La promesa de la espada suavizó la decepción. Físicamente yo la había preparado a fondo, pero sabía que Liancour no le daría su aprobación, y quería ahorrarle esa vergüenza. A decir verdad, quería ahorrármela yo también.

No es que me faltara la fe en la valía de mi hija, porque la demostraba cada día. A diferencia de La Vallière, Fontanges y las demás queridas del rey, que galopaban en el parque a la mujeriega, mi hija montaba a horcajadas, y a pelo si se le antojaba, ejecutando todo tipo de acrobacias con la soltura y la naturalidad de una amazona. Ganaba a correr a más de un muchacho, trepaba como una ardilla, y sabía manejar un mosquete sin perder un ápice de su gracejo. Pero todo eso no bastaba, y en algún momento se daría de bruces con los límites de la realidad.

¿Por qué Dios la había bendecido con dones como la memoria, la voluntad de hierro y el tesón, pero la había privado de una madre que encauzara su corazón de mujer? ¿Por qué me la había encomendado a mí, un soldado, que sin querer podía destruirla en su afán por imitarme? ¿Por qué amaba la esgrima, justo aquello que su sexo ponía fuera de su alcance?

Tenía, además, otros motivos para prohibírselo, pero no podía mencionarlos sin que se pusiera hecha un basilisco. No era la fragilidad de sus piernas o de su muñeca lo que me preocupaba, sino su imprudencia, que desgraciadamente había heredado de mí, junto con mi talento para las armas. En un mundo fraguado por hombres, y para provecho de ellos, Julia era un peligro para sí mientras no madurara y aprendiera a controlar sus impulsos.

En eso, como en tantas flaquezas, era como yo. No temía a nadie, ni se arredraba ante la ferocidad de un contrincante. Al contrario: se crecía. A mi pesar, me había acostumbrado a que regresara a casa exhibiendo con orgullo los moratones causados por las trifulcas que no rehuía, siempre acompañados de una sonrisa de triunfo que resaltaba sus hoyuelos.

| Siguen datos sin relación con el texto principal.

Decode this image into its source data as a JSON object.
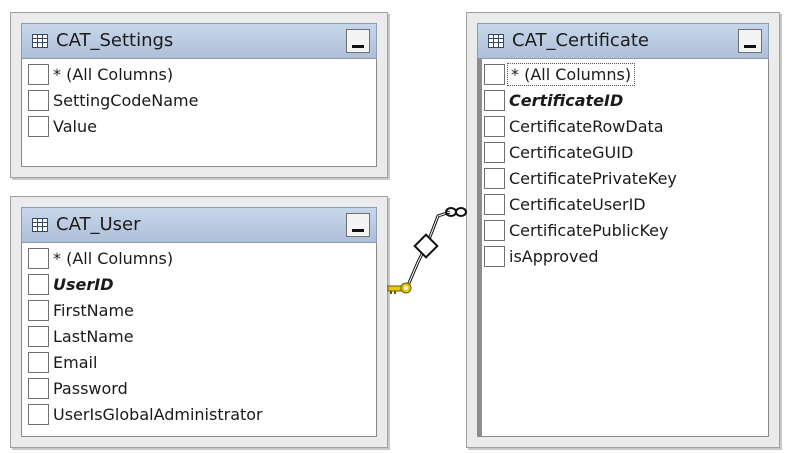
{
  "tables": {
    "settings": {
      "title": "CAT_Settings",
      "columns": [
        "* (All Columns)",
        "SettingCodeName",
        "Value"
      ]
    },
    "user": {
      "title": "CAT_User",
      "columns": [
        "* (All Columns)",
        "UserID",
        "FirstName",
        "LastName",
        "Email",
        "Password",
        "UserIsGlobalAdministrator"
      ],
      "primary_key": "UserID"
    },
    "certificate": {
      "title": "CAT_Certificate",
      "columns": [
        "* (All Columns)",
        "CertificateID",
        "CertificateRowData",
        "CertificateGUID",
        "CertificatePrivateKey",
        "CertificateUserID",
        "CertificatePublicKey",
        "isApproved"
      ],
      "primary_key": "CertificateID",
      "selected_row": "* (All Columns)"
    }
  },
  "relationship": {
    "from": "CAT_User",
    "to": "CAT_Certificate",
    "one_end_icon": "key-icon",
    "many_end_icon": "infinity-icon",
    "color": "#e8c800"
  }
}
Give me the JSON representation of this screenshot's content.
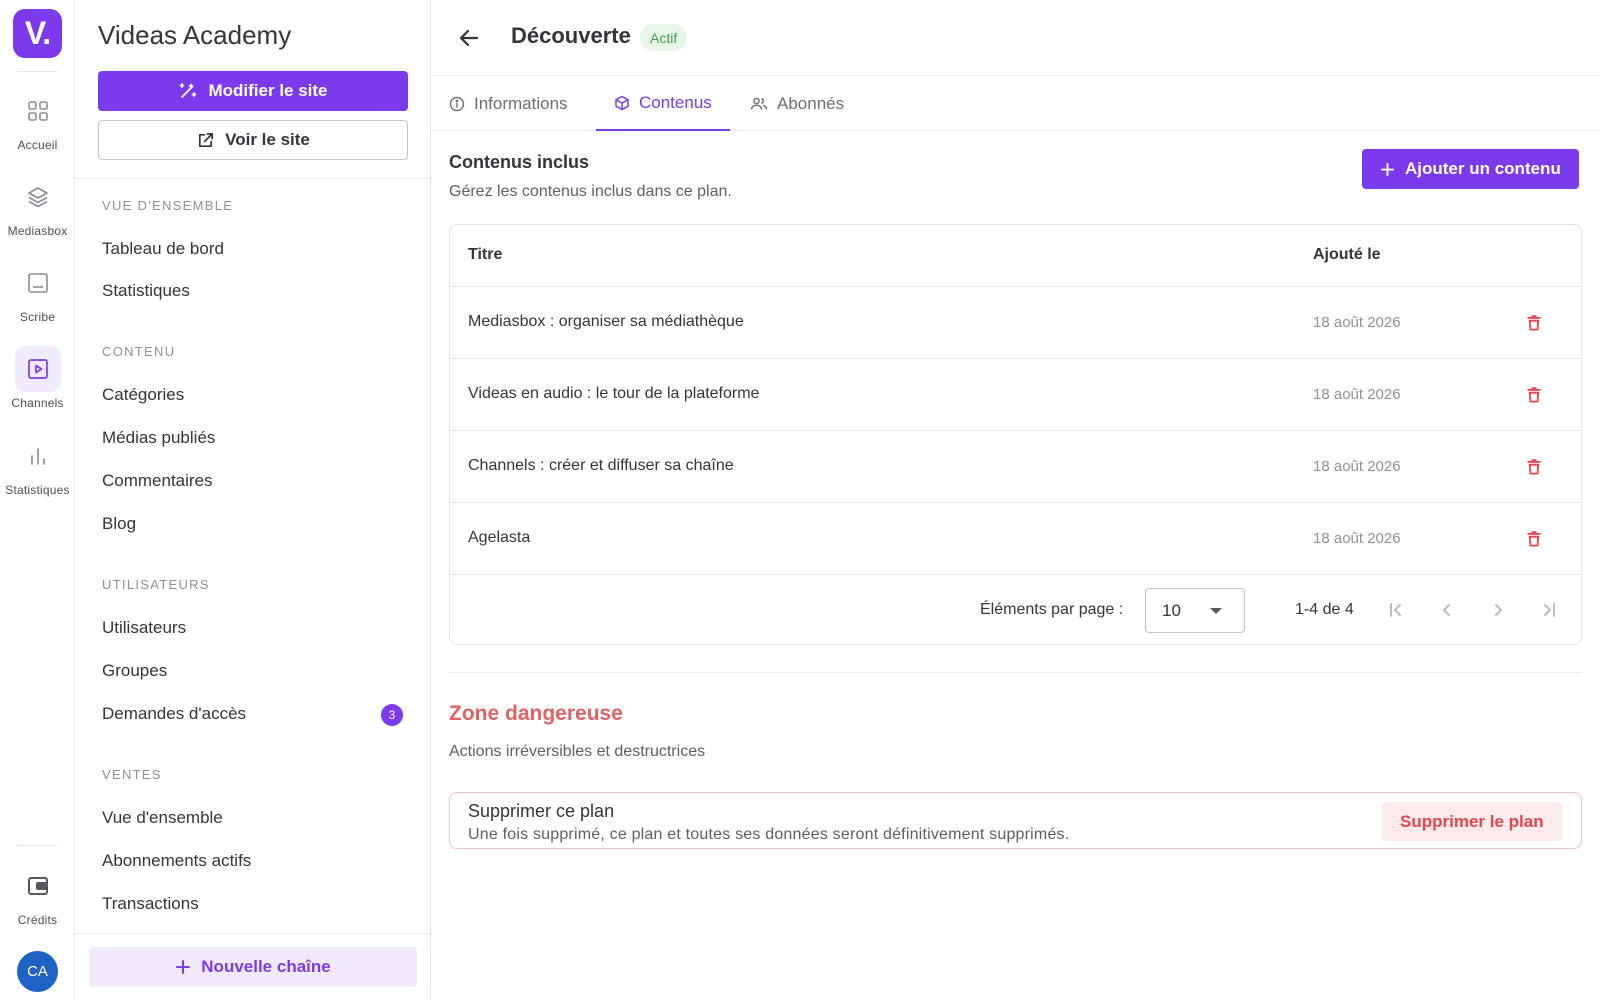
{
  "rail": {
    "logo": "V.",
    "items": [
      {
        "label": "Accueil",
        "icon": "grid-icon"
      },
      {
        "label": "Mediasbox",
        "icon": "layers-icon"
      },
      {
        "label": "Scribe",
        "icon": "subtitles-icon"
      },
      {
        "label": "Channels",
        "icon": "play-square-icon",
        "active": true
      },
      {
        "label": "Statistiques",
        "icon": "bar-chart-icon"
      }
    ],
    "credits_label": "Crédits",
    "avatar_initials": "CA"
  },
  "sidebar": {
    "site_title": "Videas Academy",
    "edit_site_label": "Modifier le site",
    "view_site_label": "Voir le site",
    "sections": [
      {
        "label": "VUE D'ENSEMBLE",
        "items": [
          "Tableau de bord",
          "Statistiques"
        ]
      },
      {
        "label": "CONTENU",
        "items": [
          "Catégories",
          "Médias publiés",
          "Commentaires",
          "Blog"
        ]
      },
      {
        "label": "UTILISATEURS",
        "items": [
          "Utilisateurs",
          "Groupes",
          "Demandes d'accès"
        ]
      },
      {
        "label": "VENTES",
        "items": [
          "Vue d'ensemble",
          "Abonnements actifs",
          "Transactions"
        ]
      }
    ],
    "access_requests_badge": "3",
    "new_channel_label": "Nouvelle chaîne"
  },
  "header": {
    "title": "Découverte",
    "status": "Actif"
  },
  "tabs": [
    {
      "label": "Informations",
      "icon": "info-icon"
    },
    {
      "label": "Contenus",
      "icon": "cube-icon",
      "active": true
    },
    {
      "label": "Abonnés",
      "icon": "users-icon"
    }
  ],
  "contents": {
    "title": "Contenus inclus",
    "subtitle": "Gérez les contenus inclus dans ce plan.",
    "add_label": "Ajouter un contenu",
    "columns": {
      "title": "Titre",
      "added": "Ajouté le"
    },
    "rows": [
      {
        "title": "Mediasbox : organiser sa médiathèque",
        "date": "18 août 2026"
      },
      {
        "title": "Videas en audio : le tour de la plateforme",
        "date": "18 août 2026"
      },
      {
        "title": "Channels : créer et diffuser sa chaîne",
        "date": "18 août 2026"
      },
      {
        "title": "Agelasta",
        "date": "18 août 2026"
      }
    ],
    "pager": {
      "per_page_label": "Éléments par page :",
      "per_page_value": "10",
      "range": "1-4 de 4"
    }
  },
  "danger": {
    "title": "Zone dangereuse",
    "subtitle": "Actions irréversibles et destructrices",
    "box_title": "Supprimer ce plan",
    "box_desc": "Une fois supprimé, ce plan et toutes ses données seront définitivement supprimés.",
    "button_label": "Supprimer le plan"
  },
  "colors": {
    "accent": "#7c3aed",
    "accent_light": "#f1eaff",
    "success": "#3f9f50",
    "danger": "#e4464b"
  }
}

Su belleza era la de Emilia: la intensidad que transmitían sus ojos como carámbanos me encogía el corazón, y a veces me turbaba de una manera que no sabía explicarme.

La entrada de los pajes en la pista me hizo olvidarme de Julia, y observé con interés los preparativos de los muchachos. Iban cubiertos con los petos y las caretas que les protegían el torso y la cara, además de mangas con refuerzos y guantes de cuero.